= Kamba War =

Civil war in Bagamoyo

The term Kamba War has been used by historians to refer to a conflict that took place between the Kamba people and communities living in regions around present day Bagamoyo, Tanzania. It has been argued that the Kamba attack forced the communities living in this area to unite against the enemy and that this unification led to the creation of Zaramo identity. The Zaramo are presently the largest ethnic group in the regions surrounding Dar es Salaam in Tanzania.

==Overview==
Zaramo traditions state that these Swahili communities later known as Zaramo were led by a group of Shirazi rulers called Shomvi or Shomwi at the time they were attacked by the Kamba people of Kenya. Other accounts indicate that it was these communities that were known as Shomvi. The Shomvi sought the assistance of a leader known as Pazi Kilama Lukali or Pazi Kibwe Banduka who came to their aid.
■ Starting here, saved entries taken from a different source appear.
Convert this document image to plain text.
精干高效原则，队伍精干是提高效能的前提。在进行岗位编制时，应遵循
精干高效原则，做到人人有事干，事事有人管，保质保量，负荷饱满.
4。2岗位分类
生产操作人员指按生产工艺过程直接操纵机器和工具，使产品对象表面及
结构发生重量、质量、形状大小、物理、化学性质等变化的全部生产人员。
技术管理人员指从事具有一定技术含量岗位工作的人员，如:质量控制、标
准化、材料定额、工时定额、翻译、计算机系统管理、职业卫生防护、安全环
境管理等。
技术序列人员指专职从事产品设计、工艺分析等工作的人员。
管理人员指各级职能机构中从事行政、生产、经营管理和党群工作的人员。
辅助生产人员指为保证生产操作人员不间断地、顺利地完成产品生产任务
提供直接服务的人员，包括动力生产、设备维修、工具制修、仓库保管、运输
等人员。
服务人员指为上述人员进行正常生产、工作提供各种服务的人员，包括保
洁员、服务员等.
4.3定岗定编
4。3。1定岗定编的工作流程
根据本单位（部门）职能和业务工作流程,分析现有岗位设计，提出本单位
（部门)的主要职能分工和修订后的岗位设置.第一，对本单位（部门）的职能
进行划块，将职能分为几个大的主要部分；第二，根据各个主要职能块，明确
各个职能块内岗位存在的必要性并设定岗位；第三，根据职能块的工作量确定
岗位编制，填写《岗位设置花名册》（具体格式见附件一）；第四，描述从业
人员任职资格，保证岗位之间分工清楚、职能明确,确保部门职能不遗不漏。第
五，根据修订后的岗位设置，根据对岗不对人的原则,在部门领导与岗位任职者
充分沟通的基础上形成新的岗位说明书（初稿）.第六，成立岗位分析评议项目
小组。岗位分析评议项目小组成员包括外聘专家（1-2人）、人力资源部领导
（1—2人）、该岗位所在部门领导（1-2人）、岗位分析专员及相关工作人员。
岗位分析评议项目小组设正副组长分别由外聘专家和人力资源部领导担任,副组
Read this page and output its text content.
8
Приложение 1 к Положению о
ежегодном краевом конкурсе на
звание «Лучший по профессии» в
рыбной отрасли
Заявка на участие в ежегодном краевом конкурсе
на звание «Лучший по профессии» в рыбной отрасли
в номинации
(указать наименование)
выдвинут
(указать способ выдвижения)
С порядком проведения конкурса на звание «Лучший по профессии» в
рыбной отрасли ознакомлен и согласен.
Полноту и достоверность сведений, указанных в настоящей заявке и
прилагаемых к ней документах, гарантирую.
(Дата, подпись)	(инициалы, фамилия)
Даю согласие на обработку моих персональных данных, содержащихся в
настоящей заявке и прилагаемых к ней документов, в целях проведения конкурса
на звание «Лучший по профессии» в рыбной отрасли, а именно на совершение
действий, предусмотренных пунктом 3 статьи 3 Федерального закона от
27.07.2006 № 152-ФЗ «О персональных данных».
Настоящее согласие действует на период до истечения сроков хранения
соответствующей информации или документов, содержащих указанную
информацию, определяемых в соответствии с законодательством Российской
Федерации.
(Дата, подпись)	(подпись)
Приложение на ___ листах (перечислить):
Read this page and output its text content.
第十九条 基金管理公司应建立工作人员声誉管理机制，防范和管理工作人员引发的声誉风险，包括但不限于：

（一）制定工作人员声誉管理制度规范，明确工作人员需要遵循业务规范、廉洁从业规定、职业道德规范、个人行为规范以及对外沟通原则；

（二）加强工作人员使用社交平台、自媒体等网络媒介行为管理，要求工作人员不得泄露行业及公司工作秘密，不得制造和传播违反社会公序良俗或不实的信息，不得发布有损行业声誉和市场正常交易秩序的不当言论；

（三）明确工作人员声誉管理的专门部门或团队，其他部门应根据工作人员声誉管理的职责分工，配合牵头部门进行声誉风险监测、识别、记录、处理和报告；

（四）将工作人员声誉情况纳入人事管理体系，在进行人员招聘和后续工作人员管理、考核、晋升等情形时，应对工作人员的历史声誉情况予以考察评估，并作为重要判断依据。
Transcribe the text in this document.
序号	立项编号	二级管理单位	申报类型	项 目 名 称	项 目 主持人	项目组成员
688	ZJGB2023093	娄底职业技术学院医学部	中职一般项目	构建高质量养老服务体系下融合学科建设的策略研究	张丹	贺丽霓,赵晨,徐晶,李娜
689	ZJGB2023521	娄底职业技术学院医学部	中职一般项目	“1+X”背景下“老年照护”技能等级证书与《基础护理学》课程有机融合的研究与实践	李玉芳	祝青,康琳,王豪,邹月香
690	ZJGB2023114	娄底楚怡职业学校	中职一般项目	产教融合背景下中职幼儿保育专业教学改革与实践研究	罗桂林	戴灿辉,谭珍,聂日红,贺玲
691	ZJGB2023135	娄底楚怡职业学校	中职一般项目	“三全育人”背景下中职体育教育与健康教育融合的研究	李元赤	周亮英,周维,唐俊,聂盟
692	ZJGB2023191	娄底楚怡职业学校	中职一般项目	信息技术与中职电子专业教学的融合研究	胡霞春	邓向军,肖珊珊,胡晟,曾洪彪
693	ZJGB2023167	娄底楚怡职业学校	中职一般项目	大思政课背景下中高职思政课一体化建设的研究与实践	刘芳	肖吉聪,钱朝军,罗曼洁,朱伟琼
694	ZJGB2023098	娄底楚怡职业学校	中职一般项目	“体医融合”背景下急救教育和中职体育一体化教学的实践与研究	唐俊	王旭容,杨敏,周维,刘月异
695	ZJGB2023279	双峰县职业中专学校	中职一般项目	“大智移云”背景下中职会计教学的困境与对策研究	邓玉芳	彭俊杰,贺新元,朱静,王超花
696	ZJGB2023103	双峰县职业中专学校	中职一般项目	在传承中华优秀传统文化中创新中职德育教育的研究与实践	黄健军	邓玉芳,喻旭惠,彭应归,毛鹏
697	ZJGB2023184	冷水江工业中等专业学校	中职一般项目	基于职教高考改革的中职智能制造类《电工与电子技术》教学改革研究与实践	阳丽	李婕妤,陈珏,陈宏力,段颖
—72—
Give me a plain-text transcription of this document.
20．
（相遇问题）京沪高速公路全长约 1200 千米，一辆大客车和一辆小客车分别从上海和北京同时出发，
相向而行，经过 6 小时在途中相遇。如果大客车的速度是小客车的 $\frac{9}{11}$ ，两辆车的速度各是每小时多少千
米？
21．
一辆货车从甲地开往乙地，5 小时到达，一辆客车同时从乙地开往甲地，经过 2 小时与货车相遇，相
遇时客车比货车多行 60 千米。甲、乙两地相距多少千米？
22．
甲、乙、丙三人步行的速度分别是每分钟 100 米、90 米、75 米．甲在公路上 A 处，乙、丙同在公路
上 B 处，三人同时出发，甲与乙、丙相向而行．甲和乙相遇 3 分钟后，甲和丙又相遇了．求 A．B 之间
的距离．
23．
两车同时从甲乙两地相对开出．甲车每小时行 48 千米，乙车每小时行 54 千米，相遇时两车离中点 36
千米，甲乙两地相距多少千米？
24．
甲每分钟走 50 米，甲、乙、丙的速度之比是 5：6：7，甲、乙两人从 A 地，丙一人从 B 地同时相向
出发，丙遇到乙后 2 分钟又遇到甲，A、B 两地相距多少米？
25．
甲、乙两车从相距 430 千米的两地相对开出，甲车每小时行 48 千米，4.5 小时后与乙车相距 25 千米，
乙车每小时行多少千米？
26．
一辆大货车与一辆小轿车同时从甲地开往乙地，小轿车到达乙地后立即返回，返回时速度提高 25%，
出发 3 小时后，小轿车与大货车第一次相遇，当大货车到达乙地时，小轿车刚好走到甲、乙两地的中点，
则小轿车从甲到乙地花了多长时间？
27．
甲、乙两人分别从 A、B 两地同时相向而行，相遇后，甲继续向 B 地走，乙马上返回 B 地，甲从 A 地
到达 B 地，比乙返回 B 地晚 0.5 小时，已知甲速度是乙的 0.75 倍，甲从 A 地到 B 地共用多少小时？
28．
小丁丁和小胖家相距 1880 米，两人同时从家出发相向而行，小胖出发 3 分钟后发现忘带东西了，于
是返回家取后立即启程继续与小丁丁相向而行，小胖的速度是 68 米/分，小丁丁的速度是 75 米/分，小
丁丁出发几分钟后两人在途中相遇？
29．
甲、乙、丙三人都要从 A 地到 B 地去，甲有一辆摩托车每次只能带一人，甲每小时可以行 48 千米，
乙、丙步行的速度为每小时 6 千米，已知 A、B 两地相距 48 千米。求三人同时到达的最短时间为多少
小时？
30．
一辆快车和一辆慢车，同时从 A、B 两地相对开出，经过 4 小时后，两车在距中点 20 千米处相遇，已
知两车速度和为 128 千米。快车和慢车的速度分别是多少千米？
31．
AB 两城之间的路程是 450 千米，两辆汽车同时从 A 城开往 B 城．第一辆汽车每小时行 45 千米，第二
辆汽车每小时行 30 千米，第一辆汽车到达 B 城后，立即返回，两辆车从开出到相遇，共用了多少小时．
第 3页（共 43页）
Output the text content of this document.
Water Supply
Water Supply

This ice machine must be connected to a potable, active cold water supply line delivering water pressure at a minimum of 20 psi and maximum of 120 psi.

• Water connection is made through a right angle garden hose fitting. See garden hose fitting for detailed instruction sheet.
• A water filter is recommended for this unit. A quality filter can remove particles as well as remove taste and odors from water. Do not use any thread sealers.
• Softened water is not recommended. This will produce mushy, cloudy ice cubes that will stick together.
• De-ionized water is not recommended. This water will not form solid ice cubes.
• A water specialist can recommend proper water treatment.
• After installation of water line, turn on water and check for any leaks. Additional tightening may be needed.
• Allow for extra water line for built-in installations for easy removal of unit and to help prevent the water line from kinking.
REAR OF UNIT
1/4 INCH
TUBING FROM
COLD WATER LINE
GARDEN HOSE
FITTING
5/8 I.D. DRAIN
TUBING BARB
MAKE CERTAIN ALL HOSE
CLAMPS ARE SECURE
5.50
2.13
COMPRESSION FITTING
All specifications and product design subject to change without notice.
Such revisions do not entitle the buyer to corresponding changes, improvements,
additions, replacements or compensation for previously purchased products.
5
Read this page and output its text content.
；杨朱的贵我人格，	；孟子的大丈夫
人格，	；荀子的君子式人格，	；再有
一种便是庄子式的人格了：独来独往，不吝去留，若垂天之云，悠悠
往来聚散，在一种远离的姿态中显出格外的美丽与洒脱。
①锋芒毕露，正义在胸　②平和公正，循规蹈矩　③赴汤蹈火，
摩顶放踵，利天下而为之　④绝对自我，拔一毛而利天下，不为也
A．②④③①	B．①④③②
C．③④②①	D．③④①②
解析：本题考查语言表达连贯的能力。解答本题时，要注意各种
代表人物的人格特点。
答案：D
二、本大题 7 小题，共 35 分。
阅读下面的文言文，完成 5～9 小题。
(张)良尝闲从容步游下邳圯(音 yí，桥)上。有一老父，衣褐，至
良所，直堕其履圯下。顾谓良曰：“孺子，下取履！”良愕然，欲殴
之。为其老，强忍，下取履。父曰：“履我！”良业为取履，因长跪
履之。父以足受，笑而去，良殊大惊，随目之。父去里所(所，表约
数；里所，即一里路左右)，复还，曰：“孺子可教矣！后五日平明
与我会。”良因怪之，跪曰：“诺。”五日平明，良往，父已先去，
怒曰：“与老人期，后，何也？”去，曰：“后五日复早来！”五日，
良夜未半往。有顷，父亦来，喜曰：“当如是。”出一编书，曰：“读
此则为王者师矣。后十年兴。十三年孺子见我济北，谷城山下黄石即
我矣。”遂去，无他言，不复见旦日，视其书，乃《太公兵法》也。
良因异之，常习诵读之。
Subsequently, the Shomvi agreed to offer the Pazi an annual tribute as ongoing payment for his assistance.

==Periodization==
Fabian (2019) states that the "Zaramo played (a role) in assisting the Shomvi at the dawn of the nineteenth century when a society from the north, the Kamba, invaded the region..."

==Shomvi appeal to Pazi==
Fabian (2019) states that according to one account;

...the Shomvi implored the leader of the more powerful and numerous Zaramo clans, Pazi Kilama Lukali, to intercede on their behalf and attack the Kamba. The Kamba also potentially threatened the Zaramo's trade interests in the hinterland by diverting routes north. Reluctant at first, Lukali was later provoked into action by his sister, while other Zaramo chiefs, most notably his nephew, who splintered from his uncle and founded the Doe people during the war, engaged the Kamba as well.
— Fabian, 2019

==Outcome==
According to Zaramo traditions, the Kamba were routed with the assistance of Pazi Kilama and the Shomvi returned to the coast. In exchange for Lukali's assistance, they agreed to pay Lukali an annual tribute known as kanda la pazi, this was paid in the form of cloth and salt.